Design thinking is now a household term. While design thinking models and methods abound, it is often mistaken as a procedure or simply a series of templates to fill out. Straddling between the Sciences (objectivity, rationality, neutrality and a concern for ‘truth’) and the Humanities (subjectivity, imagination, commitment and a concern for ‘justice’), design theorist Nigel Cross considers Design as a third culture amongst the two major domains of education that focuses on practicality, ingenuity, empathy, and a concern for ‘appropriateness’.

What is the core mindset and attitude as a designer? I would argue that it is one’s ability to fluidly shift perspectives.

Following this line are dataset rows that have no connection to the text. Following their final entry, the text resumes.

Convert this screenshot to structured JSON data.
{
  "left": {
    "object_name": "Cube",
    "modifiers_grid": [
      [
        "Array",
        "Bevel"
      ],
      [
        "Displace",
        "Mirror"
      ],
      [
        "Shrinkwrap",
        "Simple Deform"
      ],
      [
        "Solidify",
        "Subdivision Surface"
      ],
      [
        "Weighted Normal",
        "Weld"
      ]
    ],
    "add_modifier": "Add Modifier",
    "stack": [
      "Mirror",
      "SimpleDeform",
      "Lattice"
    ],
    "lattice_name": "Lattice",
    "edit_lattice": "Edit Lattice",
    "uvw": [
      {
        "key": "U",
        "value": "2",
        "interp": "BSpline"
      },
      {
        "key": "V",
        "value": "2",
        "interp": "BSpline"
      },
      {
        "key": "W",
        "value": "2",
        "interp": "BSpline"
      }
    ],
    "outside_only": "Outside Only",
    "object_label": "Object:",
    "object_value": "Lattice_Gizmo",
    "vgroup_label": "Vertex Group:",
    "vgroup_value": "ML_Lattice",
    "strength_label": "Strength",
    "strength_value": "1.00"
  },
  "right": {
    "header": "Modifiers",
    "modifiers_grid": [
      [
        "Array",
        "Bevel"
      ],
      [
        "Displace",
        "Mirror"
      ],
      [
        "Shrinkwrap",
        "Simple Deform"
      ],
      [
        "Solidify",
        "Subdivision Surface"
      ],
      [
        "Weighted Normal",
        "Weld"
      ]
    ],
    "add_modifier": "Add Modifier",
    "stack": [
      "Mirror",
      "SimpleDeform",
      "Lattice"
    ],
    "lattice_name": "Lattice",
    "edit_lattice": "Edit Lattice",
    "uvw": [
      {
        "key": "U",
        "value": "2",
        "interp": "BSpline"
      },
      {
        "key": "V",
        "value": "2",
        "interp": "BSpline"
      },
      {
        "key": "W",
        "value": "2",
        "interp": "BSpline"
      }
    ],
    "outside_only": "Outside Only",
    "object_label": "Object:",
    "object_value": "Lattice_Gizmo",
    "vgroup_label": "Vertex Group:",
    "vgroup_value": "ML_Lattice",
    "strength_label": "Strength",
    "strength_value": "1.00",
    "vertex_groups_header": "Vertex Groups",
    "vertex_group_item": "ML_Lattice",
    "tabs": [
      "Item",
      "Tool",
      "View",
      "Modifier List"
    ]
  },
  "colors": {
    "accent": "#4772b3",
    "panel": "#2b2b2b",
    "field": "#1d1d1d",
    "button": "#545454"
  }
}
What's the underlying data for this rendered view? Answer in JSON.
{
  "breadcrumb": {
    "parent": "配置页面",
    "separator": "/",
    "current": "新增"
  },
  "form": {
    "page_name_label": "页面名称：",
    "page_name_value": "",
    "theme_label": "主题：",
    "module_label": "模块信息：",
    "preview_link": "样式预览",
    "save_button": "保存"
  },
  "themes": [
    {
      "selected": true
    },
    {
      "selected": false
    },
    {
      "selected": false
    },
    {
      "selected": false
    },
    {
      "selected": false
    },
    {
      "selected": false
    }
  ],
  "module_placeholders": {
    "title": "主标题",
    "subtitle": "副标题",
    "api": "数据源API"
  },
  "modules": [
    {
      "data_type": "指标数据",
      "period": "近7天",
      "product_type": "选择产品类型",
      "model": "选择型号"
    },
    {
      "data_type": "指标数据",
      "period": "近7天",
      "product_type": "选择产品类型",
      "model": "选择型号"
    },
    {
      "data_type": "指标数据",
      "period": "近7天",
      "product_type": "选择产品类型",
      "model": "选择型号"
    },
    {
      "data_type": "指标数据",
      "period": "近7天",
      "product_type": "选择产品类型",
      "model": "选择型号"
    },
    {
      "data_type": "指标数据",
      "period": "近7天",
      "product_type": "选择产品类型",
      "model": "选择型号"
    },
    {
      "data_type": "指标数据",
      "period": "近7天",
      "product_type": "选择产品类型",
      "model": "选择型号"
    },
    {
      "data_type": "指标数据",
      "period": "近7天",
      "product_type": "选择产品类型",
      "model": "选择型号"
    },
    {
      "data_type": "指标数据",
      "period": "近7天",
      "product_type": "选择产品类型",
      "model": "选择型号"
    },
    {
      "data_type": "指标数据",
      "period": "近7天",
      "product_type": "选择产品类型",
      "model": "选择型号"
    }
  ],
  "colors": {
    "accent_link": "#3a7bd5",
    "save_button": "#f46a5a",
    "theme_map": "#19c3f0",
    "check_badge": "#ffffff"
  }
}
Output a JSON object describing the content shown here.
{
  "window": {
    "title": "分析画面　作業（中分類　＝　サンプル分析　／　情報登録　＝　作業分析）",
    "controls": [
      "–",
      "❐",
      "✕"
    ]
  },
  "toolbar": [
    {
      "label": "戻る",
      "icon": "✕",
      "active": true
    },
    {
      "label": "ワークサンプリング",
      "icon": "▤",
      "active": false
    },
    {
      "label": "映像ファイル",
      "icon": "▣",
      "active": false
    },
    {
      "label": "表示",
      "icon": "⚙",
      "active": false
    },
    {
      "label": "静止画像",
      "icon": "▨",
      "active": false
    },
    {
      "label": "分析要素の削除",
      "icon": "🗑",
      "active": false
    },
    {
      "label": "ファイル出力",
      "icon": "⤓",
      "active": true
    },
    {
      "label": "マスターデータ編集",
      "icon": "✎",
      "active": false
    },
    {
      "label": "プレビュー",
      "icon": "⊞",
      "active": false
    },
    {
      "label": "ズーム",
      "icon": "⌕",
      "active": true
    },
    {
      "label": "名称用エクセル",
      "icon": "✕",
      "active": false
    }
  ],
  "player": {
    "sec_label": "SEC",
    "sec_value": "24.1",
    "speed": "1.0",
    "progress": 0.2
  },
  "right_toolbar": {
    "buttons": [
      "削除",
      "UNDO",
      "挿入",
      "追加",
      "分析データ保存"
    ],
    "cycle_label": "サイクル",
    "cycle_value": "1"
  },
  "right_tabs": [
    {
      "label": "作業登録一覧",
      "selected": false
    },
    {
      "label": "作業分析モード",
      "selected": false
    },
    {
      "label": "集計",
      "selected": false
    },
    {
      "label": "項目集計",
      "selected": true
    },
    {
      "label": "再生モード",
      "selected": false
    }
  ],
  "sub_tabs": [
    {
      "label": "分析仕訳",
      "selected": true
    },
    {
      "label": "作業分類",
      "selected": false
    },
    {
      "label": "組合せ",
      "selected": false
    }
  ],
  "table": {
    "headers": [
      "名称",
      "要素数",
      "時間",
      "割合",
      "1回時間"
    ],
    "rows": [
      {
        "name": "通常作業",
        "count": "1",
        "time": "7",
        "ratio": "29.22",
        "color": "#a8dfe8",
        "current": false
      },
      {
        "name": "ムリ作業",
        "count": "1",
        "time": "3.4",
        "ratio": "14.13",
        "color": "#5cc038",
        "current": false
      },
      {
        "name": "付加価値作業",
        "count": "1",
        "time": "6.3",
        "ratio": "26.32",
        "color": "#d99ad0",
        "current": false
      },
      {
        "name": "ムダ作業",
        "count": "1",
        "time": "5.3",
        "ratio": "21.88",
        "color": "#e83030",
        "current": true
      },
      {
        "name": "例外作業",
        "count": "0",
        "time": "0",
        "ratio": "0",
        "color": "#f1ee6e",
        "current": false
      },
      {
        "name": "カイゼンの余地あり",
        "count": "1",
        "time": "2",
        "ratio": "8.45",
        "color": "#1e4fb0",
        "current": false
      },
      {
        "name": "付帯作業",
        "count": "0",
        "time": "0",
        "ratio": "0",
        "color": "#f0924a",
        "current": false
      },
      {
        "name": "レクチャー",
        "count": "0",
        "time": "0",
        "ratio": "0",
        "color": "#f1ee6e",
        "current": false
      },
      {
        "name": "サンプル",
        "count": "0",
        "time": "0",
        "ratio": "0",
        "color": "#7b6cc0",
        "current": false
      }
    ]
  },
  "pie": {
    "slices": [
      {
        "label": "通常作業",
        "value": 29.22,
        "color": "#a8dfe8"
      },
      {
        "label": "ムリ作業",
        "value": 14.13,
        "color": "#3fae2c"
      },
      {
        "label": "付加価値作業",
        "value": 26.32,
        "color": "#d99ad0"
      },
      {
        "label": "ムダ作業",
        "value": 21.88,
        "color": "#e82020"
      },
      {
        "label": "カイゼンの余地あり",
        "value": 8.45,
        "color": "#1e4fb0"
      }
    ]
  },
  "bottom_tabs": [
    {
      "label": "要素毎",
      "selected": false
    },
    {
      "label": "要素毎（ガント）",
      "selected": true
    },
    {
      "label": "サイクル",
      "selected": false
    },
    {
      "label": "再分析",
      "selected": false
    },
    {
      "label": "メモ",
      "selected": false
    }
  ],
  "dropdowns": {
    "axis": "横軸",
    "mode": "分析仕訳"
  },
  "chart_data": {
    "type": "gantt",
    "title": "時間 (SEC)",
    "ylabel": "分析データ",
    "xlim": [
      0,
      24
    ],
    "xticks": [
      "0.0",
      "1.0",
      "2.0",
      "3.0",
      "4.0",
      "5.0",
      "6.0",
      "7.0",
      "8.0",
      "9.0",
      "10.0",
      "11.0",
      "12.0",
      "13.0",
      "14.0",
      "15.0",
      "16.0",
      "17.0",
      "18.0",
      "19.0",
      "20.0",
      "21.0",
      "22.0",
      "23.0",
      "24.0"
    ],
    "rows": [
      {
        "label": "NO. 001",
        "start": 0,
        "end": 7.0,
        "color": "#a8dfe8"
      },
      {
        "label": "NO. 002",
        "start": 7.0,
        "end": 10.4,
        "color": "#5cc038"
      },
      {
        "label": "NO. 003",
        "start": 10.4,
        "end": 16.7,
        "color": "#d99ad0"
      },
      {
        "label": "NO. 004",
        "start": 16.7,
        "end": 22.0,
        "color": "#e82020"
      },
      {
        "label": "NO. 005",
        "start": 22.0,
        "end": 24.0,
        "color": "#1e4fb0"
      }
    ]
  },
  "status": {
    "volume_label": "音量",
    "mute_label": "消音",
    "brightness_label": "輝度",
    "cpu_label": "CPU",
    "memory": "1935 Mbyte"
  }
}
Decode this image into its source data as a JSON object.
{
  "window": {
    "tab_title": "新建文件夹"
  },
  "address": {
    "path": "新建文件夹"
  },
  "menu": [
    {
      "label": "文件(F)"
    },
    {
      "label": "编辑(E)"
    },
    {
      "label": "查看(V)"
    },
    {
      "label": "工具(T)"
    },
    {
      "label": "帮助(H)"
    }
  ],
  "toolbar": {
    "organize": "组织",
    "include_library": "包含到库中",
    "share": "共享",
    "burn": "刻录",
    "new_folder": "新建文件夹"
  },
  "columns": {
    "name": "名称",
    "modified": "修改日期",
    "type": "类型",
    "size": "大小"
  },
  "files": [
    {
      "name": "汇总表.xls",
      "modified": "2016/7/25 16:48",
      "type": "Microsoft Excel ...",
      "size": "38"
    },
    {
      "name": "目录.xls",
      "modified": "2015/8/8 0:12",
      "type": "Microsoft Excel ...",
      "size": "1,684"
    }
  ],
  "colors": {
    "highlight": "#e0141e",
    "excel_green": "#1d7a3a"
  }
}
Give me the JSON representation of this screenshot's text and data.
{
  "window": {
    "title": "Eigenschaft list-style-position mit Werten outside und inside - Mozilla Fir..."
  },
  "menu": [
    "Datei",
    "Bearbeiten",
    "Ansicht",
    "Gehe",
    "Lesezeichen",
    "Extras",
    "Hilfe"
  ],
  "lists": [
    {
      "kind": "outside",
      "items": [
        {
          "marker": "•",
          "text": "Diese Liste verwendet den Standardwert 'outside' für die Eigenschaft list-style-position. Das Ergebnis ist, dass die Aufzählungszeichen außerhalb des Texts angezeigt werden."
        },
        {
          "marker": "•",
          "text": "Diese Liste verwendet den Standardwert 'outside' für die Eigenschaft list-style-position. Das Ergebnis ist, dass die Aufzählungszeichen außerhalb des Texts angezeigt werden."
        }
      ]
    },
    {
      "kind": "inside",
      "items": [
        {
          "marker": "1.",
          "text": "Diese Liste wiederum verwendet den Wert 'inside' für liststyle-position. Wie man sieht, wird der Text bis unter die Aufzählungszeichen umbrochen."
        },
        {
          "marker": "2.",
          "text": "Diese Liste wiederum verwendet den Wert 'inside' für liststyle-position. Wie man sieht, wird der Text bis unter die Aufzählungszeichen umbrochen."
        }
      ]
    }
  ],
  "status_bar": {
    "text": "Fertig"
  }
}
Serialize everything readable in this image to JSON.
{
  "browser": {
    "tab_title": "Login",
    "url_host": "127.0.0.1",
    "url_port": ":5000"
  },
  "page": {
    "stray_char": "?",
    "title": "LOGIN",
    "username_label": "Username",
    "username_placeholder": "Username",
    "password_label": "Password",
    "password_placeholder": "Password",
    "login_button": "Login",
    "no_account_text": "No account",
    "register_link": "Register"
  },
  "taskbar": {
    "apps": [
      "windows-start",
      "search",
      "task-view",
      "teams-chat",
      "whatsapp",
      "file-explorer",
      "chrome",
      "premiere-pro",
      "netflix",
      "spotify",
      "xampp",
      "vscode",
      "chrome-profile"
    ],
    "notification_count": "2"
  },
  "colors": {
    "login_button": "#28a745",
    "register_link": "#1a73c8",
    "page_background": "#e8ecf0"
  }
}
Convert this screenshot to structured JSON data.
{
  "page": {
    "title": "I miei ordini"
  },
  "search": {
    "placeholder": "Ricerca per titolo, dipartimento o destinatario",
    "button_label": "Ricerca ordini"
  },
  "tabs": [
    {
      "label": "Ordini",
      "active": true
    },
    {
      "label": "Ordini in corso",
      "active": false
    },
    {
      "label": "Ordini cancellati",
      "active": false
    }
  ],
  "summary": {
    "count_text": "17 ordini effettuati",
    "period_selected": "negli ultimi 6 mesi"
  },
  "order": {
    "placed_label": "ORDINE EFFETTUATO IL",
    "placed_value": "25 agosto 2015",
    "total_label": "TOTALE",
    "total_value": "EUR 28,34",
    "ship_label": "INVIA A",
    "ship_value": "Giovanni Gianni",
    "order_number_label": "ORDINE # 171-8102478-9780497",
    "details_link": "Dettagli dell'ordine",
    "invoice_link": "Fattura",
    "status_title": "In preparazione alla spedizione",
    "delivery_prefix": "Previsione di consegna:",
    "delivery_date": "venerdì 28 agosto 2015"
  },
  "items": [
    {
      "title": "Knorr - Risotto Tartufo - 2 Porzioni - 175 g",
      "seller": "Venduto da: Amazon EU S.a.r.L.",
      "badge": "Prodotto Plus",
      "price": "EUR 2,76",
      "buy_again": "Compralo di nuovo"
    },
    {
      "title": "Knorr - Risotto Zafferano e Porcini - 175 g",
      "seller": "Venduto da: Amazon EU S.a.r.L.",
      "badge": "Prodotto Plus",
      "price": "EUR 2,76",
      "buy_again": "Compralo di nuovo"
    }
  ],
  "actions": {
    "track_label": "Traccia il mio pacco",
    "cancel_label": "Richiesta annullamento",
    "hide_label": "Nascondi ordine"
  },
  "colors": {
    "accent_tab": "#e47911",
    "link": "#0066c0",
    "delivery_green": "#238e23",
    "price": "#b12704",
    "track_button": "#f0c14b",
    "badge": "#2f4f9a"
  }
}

With the aim to conform to the culture of one’s team, unconventional yet innovative ideas are often stifled.

Shifting perspectives may include actions such as:

  • Cycling between creating (divergent thinking, playful) and judging (convergent thinking, serious) mindsets during the design process
  • Zooming out to understand the big picture and zooming in to look at details
  • Impromptu switching between different methods to steer design processes
Goals & Benefits

This session will help you to: 

  • Embrace ambiguity and uncertainty and be open to unexpected and unconventional outcomes
  • Delay judgement until a wide variety of possibilities have been explored
  • Facilitate meetings and group ideation sessions where we break down hierarchy and truly value everyone’s input
Practice Outcomes

This session will outline the following practices to: 

  • Be open minded, rid preconceptions and embrace diversity in your team
  • Break down hierarchy and truly collaborate with your team members
Speaker

Keith Tam

Keith Tam is a communication designer and educator.

He has spent the past 17 years in higher education in Canada, UK and Hong Kong, across different types of learning environments at all levels, as teacher, researcher and academic leader.

Keith is passionate about what makes people motivated to learn and to grow, and the development of a designerly mindset.

Keith practices, consults, researches, teaches and writes about typography and information design, with particular interests in multilingual communication, document design, wayfinding and user experience. He is also an avid flâneur who roams around and observes the city, and is a typewriter collector and typist (nontxt.com).